If you ask anyone about Peru, the first thing that comes to mind is Machu Picchu. The second? The food. Peru is becoming world-renown for its local dishes. Here are a few to tempt your palate:
1. Eat ceviche fresh off the boat
Ceviche (“say-vi-chay”) is one of the most popular dishes in Peru. It is a raw seafood dish that cured in lime juice. It’s served with sweet potato, slivered red onions, choclo (corn), and canchita (Inca corn). There are many restaurants that offer ceviche, go to the local market to find the best! You may have some doubts eating at a local market, but it’s truly the most authentic way to have this Peruvian dish.
2. Pollo a la Brasa
Pollo a la Brasa (“poyo a la brassa”), or Peruvian roast chicken, is something you must try when you visit Peru.
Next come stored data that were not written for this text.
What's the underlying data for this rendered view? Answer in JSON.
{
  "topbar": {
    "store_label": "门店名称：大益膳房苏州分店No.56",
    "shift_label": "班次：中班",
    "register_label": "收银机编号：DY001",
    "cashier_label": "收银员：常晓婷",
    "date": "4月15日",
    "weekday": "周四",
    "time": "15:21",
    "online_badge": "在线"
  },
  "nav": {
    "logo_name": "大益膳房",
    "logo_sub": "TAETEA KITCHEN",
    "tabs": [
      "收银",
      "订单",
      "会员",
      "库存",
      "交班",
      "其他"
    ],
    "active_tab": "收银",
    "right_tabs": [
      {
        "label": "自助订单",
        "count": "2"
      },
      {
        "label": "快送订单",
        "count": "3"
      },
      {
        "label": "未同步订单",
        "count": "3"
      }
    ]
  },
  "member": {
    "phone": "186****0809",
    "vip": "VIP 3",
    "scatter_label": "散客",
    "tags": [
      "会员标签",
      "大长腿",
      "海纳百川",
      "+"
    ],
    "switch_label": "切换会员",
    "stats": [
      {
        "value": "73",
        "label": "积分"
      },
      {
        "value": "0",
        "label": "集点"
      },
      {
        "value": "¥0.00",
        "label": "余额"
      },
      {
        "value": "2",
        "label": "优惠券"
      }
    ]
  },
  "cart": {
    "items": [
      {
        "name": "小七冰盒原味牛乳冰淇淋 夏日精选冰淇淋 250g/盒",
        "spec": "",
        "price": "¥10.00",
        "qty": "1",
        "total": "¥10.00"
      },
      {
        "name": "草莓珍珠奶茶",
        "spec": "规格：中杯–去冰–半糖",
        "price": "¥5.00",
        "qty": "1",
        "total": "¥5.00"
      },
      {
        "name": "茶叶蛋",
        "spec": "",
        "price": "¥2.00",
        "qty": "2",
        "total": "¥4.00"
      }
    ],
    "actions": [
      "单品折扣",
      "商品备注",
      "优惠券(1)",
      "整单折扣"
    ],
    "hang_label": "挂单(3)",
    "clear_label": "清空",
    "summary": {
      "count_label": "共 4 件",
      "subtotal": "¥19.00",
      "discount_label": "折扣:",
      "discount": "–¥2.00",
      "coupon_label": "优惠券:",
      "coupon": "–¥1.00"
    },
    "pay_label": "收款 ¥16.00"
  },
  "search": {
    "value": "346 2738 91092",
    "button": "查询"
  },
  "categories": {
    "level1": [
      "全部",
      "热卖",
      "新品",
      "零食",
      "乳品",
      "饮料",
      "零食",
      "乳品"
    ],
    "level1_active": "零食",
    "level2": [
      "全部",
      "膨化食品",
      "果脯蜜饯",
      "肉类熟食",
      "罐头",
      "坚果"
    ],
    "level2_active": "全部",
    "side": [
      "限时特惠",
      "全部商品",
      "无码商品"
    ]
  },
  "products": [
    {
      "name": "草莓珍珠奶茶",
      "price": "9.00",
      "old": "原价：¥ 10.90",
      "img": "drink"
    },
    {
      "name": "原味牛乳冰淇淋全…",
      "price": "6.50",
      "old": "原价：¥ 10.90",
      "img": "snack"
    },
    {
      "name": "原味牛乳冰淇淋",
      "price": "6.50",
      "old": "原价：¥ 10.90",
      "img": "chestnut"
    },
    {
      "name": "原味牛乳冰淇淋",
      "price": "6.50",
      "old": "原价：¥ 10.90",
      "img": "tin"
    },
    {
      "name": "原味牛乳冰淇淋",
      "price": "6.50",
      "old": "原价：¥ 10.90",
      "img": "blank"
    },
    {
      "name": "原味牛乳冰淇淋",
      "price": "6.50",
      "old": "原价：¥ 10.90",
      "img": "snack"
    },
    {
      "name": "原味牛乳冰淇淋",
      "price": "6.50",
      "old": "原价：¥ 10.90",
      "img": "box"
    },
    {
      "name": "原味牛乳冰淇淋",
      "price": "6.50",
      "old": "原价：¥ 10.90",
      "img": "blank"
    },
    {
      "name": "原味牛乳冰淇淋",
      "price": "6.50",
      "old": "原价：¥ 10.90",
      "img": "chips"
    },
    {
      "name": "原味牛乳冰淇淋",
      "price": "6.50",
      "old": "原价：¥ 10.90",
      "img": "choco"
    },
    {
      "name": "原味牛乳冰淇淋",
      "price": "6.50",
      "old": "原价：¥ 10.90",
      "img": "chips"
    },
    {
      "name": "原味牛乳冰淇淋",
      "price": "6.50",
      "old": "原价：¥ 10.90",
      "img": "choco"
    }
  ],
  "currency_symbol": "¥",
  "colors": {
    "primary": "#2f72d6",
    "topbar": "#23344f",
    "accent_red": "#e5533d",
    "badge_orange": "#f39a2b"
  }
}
It is typically served with french fries and a salad. For an additional Peruvian flair? Ask to have it “a lo pobre,” which means you will have it served with fried plantains and an egg. Sounds like a weird combination: roast chicken, french fries, salad, fried plantains and an egg, but trust me! It works!
3. Causa (“cow-sa”)
Causa is seasoned potato dish, typically stuffed with tuna and avocado. There are different varieties; however, it is typically served as a cold appetizer.
4. Lomo Saltado
One of the cool things about Peruvian food is that it is a combination of other cultures. Lomo saltado is one of those dishes, fushioning Peruvian with Chinese. Lomo saltado can be best described as a beef stir fry with onions, tomatoes, french fries and is served with rice.
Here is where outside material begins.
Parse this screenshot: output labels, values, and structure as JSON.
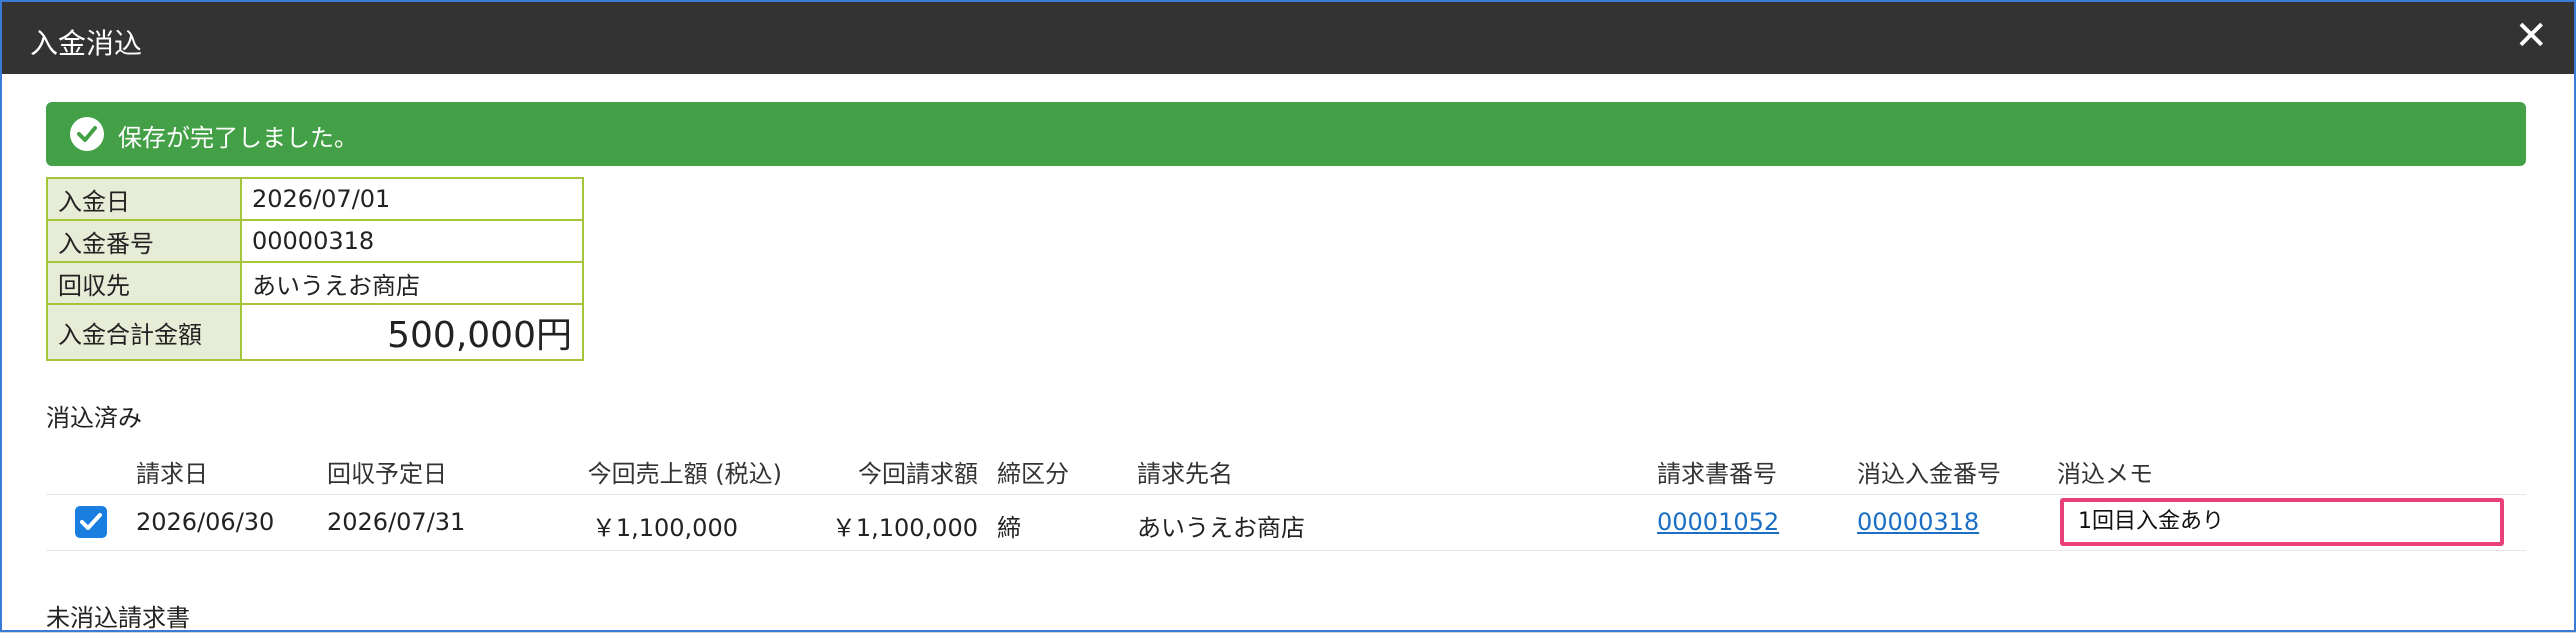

Going back to my previous point, Chifa is another example of dishes influenced by other cultures. To put it simply, Chifa is Cantonese-inspired food using Peruvian ingredients. Chifa originated after Chinese immigrants settled in Peru.
Some Peruvian dishes might seem a bit unusual. Take cuy, for example. Cuy is a traditional dish of fried guinea pig. Before you get entirely grossed out, keep in mind that cuy was the main source of meat for the people before cattle was introduced to the country. I personally have not eaten it (I still have the stigma of a little fat, furry-faced pet in my head), but my friends tell me it tastes a bit like chicken. This dish is very popular in Cuzco, and other Andean regions.
7. Aji de Gallina
Aji de gallina is slightly spicy and bright yellow from the famous aji amarillo peppers. The rich cream sauce is made with ground walnuts and shredded chicken. This dish is traditionally served over rice, with boiled yellow potatoes and black olives.
8. Papa a la huancaina
Papa a la huacaina is boiled potatoes that are covered in a spicy, cheesy sauce.
9. Sip a pisco sour
Pisco is a brandy that is made from grapes in Peru. While the Chileans and Peruvains STILL debate who “invented” this popular drink, Peruvians pride themselves on having the best. Pisco can be served as a shot, or as a pisco sour.
10. Drink to the “Gods,” Chicha Morado
Chicha morado is a traditional drink made with Peruvian purple corn (which gives the drink its purple color), cinnamon, apple and pineapple. It’s sweet, but not too sweet.
11. Inca Cola
Have a fix for something bubbly? (Not champagne) Inca Cola is a Peruvian soda that has unique flavor, to which some can only describe as ‘bubblegum.’
12 Savor a picarone (Peruvian donut)
If you have a sweet tooth (like me), you’ll love picarones. Picarones are Peruvian donuts made with sweet potato and a local squash. They are then glazed with a sweet, sticky sauce (similar to syrup). Many street vendors sell this on this street
13. Yukitas, or Yucca fries
Like French fries? Try yucca fries! Yucca is a hearty root vegetable that is fried to perfection. Have this with a side of huancaina sauce (Peruvain chili cheese sauce).
14. Arroz con Pollo
Arroz con pollo is a chicken dish that is served with rice.
15. Choco con Queso
Craving something salty? Choclo con Queso (corn with cheese) is a dish that might satisfy your appetite. Local street vendors sell the corn and cheese appetizer for 1 sol, or about $0.50.